This past year has seen the publication of a number of new and improved voltage sensors, including ASAP1, MacQ, QuasAr1 and QuasAr2. The group of Viviana Gradinaru at the California Institute of Technology has now developed the most recent additions to the arsenal: Archer1 and Archer2.

Voltage sensors are the most direct sensors of neuronal activity. Ideally, they should possess high sensitivity, fast kinetics and high baseline fluorescence to allow monitoring of fast action potential trains and subthreshold events, which are synaptic events that do not trigger action potentials.

Archer1-EGFP expression in C. elegans AWC neurons. Credit: Figure from Flytzanis et al., Nature Publishing Group.
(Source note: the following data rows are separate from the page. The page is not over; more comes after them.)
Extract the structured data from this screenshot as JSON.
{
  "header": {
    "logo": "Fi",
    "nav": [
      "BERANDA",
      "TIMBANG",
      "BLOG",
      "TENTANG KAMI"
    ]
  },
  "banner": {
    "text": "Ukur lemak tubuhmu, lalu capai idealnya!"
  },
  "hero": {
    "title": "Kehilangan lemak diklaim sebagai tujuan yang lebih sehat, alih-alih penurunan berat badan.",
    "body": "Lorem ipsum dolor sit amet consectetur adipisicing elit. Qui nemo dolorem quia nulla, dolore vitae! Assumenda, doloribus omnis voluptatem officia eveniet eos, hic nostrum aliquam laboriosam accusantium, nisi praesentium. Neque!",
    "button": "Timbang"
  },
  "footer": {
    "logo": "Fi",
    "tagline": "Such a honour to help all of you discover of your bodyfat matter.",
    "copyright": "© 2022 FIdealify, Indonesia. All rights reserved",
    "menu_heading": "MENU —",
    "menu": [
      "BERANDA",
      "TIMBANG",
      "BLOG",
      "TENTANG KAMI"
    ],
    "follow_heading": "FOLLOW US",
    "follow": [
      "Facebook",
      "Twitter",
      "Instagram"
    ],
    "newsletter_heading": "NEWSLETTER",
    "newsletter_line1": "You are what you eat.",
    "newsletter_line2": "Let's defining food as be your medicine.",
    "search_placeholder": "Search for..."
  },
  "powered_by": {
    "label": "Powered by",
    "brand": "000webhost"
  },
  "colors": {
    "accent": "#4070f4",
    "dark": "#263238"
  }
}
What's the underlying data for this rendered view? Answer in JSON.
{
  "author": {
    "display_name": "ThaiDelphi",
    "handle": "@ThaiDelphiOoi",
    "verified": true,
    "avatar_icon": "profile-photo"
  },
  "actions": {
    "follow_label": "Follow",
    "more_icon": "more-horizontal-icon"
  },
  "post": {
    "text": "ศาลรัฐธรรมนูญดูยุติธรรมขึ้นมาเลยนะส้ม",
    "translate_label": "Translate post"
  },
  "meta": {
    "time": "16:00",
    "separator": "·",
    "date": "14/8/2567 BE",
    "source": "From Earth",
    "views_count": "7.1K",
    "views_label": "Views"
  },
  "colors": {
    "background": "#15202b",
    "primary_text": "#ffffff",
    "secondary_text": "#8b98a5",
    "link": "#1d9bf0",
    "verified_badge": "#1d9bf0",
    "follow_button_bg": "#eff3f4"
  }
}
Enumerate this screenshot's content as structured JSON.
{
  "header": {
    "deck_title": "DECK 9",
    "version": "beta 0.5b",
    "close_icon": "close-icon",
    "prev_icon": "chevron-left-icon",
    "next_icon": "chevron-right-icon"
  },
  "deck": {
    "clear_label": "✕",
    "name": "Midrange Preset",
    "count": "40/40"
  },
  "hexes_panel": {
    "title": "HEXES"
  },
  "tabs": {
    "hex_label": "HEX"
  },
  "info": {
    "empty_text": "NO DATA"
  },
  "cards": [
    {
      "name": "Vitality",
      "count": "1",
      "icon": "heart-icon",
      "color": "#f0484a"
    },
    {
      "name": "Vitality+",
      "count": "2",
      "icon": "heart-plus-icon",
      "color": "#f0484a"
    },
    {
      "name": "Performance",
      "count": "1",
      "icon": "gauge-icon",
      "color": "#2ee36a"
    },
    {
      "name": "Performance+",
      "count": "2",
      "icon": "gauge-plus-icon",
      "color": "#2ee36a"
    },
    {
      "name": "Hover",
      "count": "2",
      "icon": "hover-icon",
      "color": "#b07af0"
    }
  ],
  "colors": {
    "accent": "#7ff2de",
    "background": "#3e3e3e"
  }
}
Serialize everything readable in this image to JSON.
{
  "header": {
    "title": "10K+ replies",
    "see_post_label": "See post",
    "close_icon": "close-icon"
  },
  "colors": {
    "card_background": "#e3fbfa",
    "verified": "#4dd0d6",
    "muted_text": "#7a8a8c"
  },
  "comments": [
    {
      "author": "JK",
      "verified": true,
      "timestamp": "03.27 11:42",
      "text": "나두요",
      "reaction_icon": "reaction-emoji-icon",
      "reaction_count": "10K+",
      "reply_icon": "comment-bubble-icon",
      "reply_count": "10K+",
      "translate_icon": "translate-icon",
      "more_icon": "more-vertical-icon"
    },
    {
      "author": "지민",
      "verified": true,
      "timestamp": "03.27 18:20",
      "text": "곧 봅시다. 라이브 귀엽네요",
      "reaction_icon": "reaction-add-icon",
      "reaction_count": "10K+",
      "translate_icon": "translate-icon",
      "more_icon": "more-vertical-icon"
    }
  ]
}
Archer1 and Archer2 possess these qualities. Both sensors are derived from archaerhodopsin-3 (Arch) and carry two or three mutations that were first identified in a mutagenesis screen of a related rhodopsin. In Archer1 and Archer2, these mutations lead to 3- to 5-times-higher baseline fluorescence, which allows imaging of these sensors at lower light intensities than that needed for wild-type Arch. They respond to artificial voltage changes with large fluorescence changes (85% and 60% ΔF/F per 100 mV for Archer1 and Archer2, respectively) that are in the range of the QuasArs' response and higher than the changes observed in ASAP1 and MacQ. Actual action potentials generate about half as much fluorescence change as the artificial situation.

Furthermore, Archer1 can track fast voltage changes (up to at least 150 Hz). This ability to track action potentials at high frequency places the Archer sensors in between ASAP1 and MacQ, whereas the QuasArs are best suited for neurons with lower action potential frequencies.

Finally, the improved Archer sensors display about 50- to 100-times-lower photocurrents than the original Arch when illuminated with red light. This property is useful because the activity of the monitored neurons is not influenced during the recording. On the other hand, Archer1 can serve as an optogenetic inhibitor when illuminated with green light. Under these conditions, Archer1 functions as an ion pump and can generate inhibitory currents. Thus, Archer1 can be used in a dual role: as a sensor and as an optogenetic inhibitor.

All of the mentioned voltage sensors have been shown to perform well in brain slices, but imaging neuronal activity in vivo is still difficult. Gradinaru and colleagues demonstrated the suitability of Archer1 for in vivo voltage monitoring in C. elegans. They expressed Archer1 in an olfactory neuron called AWC-ON and recorded the activity of this neuron in response to a suitable olfactory stimulus. Upon odor withdrawal, the researchers observed a slow increase in fluorescence that persisted for about 10 seconds. This response is consistent with previously reported measurements of calcium activity in these neurons and confirms Archer1 as a useful sensor in vivo, at least in neurons with slow electrical activity.

Researchers interested in visualizing voltage changes now have a variety of tools to choose from. Depending on the applications, some sensors may be better suited than others, but this will have to be tested empirically. In the case of the Archer sensors, it will be interesting to find out whether they can perform as well in the mammalian brain as in the C. elegans brain.